Em Star Trek: Into Darkness, James T. Kirk, um eterno rebelde contra as autoridades superiores, volta a fazer das suas e desrespeita as ordens da Frota Estelar. Mas como qualquer bom rebelde, fá-lo por motivos maiores: salvar o seu fiel companheiro de aventuras, Spock. Por causa deste acto perde o comando da USS Enterprise para o Almirante Pike (Bruce Greenwood), que compreendendo a verdadeira razão, consegue colocá-lo novamente a bordo da mítica nave. É então que aparece um terrorista interplanetário, o super-humano geneticamente aperfeiçoado, Khan. Star Trek regressa com o novo elenco para se cimentar como um dos grandes blockbusters do momento. No papel de vilão, está o Benedict Cumberbatch, que até num vulgar filme de acção e explosões se consegue destacar. J.J. Abrams continua na cadeira da realização e demonstra claramente que é um dos melhores gajos neste ramo dos filmes de entretenimento-pipoca. ●●○○○

O sol está a morrer e Terra está ameaçada. A única solução é construir gigantescos motores por todo o mundo e literalmente deslocar a Terra para outro sistema solar. Por sorte há um novinho em folha a apenas 2500 anos de distância. Nada que assuste o carácter empreendedor dos nossos jovens heróis... e já agora dos argumentistas.
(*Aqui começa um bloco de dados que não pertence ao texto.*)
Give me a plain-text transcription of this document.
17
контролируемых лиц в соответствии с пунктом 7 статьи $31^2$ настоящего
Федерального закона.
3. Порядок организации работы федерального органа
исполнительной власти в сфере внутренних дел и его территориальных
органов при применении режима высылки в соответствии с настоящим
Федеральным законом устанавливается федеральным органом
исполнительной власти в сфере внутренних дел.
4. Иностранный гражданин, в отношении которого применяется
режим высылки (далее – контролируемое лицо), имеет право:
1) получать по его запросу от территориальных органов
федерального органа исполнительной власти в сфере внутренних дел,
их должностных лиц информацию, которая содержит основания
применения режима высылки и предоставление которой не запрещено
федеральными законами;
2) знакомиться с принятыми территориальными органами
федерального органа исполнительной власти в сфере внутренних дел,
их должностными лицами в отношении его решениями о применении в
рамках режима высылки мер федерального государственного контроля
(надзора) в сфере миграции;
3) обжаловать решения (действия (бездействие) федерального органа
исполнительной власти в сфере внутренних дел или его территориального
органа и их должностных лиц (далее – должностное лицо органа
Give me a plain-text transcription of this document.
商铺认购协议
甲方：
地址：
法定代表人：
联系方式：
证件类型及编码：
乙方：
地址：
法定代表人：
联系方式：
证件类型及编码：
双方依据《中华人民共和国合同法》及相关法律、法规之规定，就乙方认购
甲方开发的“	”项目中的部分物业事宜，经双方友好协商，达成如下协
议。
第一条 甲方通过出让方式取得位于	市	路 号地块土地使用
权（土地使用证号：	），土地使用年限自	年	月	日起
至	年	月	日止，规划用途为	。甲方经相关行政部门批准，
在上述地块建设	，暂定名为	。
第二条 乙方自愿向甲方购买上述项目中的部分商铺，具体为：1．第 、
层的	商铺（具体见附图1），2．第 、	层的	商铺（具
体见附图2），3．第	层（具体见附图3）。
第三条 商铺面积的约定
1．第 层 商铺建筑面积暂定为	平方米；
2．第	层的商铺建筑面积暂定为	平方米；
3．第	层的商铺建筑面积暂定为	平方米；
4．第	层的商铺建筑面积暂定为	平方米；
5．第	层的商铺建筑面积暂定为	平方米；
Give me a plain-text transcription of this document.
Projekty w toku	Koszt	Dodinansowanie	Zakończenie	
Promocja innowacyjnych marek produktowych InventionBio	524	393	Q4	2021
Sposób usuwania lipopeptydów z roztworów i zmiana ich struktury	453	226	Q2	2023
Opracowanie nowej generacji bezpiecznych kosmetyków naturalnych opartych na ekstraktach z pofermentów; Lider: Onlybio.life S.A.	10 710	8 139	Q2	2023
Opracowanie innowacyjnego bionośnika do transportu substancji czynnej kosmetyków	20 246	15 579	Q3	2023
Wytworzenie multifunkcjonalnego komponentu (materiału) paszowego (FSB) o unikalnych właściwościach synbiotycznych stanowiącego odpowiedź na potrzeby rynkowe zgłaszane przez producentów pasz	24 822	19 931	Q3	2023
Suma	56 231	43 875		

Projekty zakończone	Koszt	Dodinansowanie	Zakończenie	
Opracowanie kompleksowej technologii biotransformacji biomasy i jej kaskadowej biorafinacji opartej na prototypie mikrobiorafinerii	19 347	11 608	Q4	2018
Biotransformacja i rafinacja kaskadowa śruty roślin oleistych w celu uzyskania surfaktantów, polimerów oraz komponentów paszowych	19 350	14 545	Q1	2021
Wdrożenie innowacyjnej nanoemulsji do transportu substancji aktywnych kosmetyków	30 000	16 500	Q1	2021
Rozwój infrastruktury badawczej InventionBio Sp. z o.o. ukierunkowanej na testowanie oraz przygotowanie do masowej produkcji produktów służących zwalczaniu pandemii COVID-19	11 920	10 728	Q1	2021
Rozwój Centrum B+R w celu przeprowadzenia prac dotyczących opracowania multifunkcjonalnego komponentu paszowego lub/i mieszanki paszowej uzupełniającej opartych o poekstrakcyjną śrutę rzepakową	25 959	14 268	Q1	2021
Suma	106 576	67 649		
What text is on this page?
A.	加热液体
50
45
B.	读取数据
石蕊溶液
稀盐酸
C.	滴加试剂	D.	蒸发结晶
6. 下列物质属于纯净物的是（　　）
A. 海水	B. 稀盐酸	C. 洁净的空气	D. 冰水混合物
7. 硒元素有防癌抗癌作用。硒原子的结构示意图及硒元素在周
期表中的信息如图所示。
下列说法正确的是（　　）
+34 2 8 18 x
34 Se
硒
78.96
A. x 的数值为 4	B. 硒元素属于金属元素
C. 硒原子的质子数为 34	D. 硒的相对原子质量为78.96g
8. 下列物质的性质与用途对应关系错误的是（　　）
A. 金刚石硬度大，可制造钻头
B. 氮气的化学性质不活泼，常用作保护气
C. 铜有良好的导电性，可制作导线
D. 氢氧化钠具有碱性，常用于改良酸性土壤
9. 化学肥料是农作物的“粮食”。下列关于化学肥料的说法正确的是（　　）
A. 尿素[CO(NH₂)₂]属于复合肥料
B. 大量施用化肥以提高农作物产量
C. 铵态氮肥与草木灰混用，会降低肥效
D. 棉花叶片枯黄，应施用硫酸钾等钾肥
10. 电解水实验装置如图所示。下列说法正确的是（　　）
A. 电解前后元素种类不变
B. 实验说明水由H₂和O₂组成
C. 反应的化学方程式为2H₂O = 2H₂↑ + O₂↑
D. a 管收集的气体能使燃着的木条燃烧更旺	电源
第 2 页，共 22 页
Isto é que se chama pensar em grande. Daí o nome The Wandering Earth, ou no seu título original: Liu lang di qiu... (acho eu... [o meu mandarim anda um pouco enferrujado...])
Um filme para provar que nem só os americanos conseguem gastar rios de dinheiro para fazer filmes de chacha. Um sucedâneo americano do filme-desastre de acção, só que feito na China. Tem mais qualquer coisa que o normal, porque tem traços de anime. Por vezes fez-me lembrar uma conversão de anime para imagem real. Mas também posso ser só eu a ser mentalmente desencaminhado pela sonoridade oriental... Tirando isso, o costume. Verborreia digital, muita acção e fogo de artifício, muito pouco "sumo", o inevitável sacrifício do herói e um final feliz, miraculosamente conseguido quando faltam 3 segundos para o fim.
O que se destaca mais é o muito bom design da produção. Por acaso até está muito acima da média. Mas de resto é um pouco fracote. Medianamente bem realizado por Frant Gwo e pobremente interpretado por actores com nomes muitos sugestivos, tais como Jing Wu, Chuxiao Qu, Guangjie Li e Man-Tat Ng... Vê-se e esquece-se rapidamente, tal como os restantes "produtos" americanos do mesmo género. Apenas se diferencia um pouco da chachada habitual por causa dos sabores exóticos... ●○○○○

Ora bem, como é que eu hei-de explicar isto? Tomb Raider é um filme que é um remake baseado num reboot do jogo que lhe deu origem... Humm... Já me perdi um bocado...
Mais uma versão do Tomb Raider, agora com Alicia Vikander, Dominic West, Walton Goggins a representarem papéis num filme realizado por Roar Uthaug.
Tomb Raider é igual ao jogo. Mesmo igual. Tudo copiadinho. Só que mais passivo, menos interessante e com mais pipocas. ●○○○○ pelo esforço técnico...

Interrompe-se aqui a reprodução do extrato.